I assume that by locating this most important parable in the center of the five windows, our forebears meant to give to the Parable of the Good Samaritan pride of place.

If I am right, we can assume that our forebears also gave pride of place to the refreshment miracle on the North Wall …that they gave pride of place to Jesus’ first miracle, his debut miracle, the turning of water into wine at the wedding of Cana in Galilee.

Here is what I take from this: that these windows speak to us of what is true and real: that everyone dies … but not everyone really lives.

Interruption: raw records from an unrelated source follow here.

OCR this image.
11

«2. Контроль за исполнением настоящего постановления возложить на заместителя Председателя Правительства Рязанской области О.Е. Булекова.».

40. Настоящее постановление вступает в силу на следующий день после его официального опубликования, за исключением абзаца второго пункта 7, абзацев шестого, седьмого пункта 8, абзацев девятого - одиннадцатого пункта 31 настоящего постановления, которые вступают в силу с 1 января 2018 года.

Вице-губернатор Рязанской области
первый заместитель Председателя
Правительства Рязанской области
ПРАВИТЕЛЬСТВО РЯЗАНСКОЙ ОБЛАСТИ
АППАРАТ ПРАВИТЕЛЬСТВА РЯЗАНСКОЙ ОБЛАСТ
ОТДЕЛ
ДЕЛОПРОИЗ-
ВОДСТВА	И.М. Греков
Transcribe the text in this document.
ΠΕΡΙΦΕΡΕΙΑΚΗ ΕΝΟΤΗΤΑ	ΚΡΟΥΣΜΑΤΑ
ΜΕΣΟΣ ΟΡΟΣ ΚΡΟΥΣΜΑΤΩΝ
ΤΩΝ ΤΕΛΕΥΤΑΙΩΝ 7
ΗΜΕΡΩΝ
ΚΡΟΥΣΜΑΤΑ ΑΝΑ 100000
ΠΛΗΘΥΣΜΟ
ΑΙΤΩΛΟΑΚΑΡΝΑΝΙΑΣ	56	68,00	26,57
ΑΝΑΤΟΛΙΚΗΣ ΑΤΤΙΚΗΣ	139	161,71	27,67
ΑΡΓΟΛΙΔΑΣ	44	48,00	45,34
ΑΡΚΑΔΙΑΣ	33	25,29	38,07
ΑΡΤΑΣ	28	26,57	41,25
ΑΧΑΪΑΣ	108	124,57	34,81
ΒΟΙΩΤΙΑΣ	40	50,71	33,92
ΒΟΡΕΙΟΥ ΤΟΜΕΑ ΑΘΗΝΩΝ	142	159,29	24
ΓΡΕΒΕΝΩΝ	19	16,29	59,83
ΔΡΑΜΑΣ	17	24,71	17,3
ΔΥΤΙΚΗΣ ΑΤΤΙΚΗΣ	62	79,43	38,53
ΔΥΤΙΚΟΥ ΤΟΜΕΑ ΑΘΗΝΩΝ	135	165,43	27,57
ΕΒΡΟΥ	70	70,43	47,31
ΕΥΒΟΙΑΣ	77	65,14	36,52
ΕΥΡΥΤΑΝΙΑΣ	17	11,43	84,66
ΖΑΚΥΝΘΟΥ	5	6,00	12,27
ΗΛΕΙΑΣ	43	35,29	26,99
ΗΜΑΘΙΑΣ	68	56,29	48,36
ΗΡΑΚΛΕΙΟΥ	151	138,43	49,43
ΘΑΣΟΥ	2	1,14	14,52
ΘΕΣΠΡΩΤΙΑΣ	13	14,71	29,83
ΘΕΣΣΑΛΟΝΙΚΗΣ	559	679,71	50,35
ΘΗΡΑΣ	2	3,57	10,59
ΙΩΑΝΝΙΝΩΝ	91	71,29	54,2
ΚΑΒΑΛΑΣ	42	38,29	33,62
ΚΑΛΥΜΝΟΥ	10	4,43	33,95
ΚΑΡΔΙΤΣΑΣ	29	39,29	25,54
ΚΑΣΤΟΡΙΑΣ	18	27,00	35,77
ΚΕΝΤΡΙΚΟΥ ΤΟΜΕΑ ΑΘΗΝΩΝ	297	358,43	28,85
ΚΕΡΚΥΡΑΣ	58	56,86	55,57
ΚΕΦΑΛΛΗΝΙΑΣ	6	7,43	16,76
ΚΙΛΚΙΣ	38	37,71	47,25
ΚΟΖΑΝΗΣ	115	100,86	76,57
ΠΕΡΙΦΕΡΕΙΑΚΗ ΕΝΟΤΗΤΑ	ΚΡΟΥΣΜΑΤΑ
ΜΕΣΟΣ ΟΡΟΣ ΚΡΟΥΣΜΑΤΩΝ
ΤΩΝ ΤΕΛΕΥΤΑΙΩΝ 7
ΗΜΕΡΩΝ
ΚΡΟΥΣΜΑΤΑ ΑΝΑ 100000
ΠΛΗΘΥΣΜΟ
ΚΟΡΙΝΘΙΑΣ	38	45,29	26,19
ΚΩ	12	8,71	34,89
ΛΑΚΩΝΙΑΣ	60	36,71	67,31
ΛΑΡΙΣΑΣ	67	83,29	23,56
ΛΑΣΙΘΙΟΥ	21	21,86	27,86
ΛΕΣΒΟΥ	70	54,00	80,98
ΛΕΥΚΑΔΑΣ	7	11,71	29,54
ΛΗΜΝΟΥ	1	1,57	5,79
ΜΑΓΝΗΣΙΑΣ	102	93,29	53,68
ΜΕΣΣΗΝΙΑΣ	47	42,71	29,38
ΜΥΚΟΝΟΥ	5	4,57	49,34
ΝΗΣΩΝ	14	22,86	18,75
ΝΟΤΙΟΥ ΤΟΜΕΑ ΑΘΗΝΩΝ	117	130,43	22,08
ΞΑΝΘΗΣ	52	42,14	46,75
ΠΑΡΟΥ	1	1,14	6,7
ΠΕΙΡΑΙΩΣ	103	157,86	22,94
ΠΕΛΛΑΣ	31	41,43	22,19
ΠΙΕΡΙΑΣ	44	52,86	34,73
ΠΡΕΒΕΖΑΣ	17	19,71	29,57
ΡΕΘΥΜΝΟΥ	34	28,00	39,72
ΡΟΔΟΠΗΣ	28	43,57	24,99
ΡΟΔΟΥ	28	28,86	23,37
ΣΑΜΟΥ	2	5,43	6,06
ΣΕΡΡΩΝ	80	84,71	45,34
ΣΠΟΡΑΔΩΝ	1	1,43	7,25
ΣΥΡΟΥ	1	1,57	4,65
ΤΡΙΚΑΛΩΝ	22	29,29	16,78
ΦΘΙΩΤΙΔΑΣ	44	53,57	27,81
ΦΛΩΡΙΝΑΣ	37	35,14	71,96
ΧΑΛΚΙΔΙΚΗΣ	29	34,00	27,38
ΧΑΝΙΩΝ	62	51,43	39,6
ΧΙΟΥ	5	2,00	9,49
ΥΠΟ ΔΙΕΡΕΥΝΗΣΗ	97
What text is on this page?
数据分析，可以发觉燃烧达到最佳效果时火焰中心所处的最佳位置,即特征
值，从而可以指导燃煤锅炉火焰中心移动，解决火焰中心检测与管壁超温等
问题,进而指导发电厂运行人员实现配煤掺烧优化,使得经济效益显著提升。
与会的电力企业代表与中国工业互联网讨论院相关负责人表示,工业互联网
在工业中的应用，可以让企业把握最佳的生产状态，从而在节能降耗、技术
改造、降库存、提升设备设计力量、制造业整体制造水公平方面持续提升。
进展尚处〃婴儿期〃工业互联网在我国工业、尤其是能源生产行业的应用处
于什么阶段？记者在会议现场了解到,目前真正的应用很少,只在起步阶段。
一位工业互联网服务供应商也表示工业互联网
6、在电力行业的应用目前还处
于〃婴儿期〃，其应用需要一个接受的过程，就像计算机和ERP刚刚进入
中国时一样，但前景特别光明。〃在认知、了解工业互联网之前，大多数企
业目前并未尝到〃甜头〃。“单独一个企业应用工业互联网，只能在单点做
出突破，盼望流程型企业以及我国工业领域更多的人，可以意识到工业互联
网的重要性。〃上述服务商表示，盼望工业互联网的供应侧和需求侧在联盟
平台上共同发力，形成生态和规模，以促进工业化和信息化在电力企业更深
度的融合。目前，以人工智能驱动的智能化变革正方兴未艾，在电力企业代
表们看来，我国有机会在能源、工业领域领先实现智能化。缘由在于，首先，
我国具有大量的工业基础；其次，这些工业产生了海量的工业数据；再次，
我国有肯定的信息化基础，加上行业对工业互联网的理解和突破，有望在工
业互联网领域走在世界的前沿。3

The central window is an invitation and reminder to really live. In the midst of life’s vicissitudes, life’s storms and perils, to seek out and, indeed, to dare author spots of joy and oases of refreshment.

As Jesus rightly sensed a wedding is such an occasion … an oasis of refreshment … a reminder that despite death and pain, despite grief and weariness, hunger and disease, there are in this world—here and now—occasions of great joy, of utter and unbounded delight: the evocation of love, the glad revelry of a party, moments of good cheer and gaiety, the promise of new life.

Today we pause in the midst of a world bloodied with violence and stalked by disease … a world of terrorists and pirates, fanatics and the desperate … we pause from an economy that lurches and stumbles, reeling toward disaster ... we pause to refresh ourselves with the power of love, the beauty of commitment, the tender strength of two persons who dare to make brave and fateful promises to each other, to God and to themselves.

I bring you a miracle: for a moment—for this moment—the storms are stilled, death is frustrated and love wins.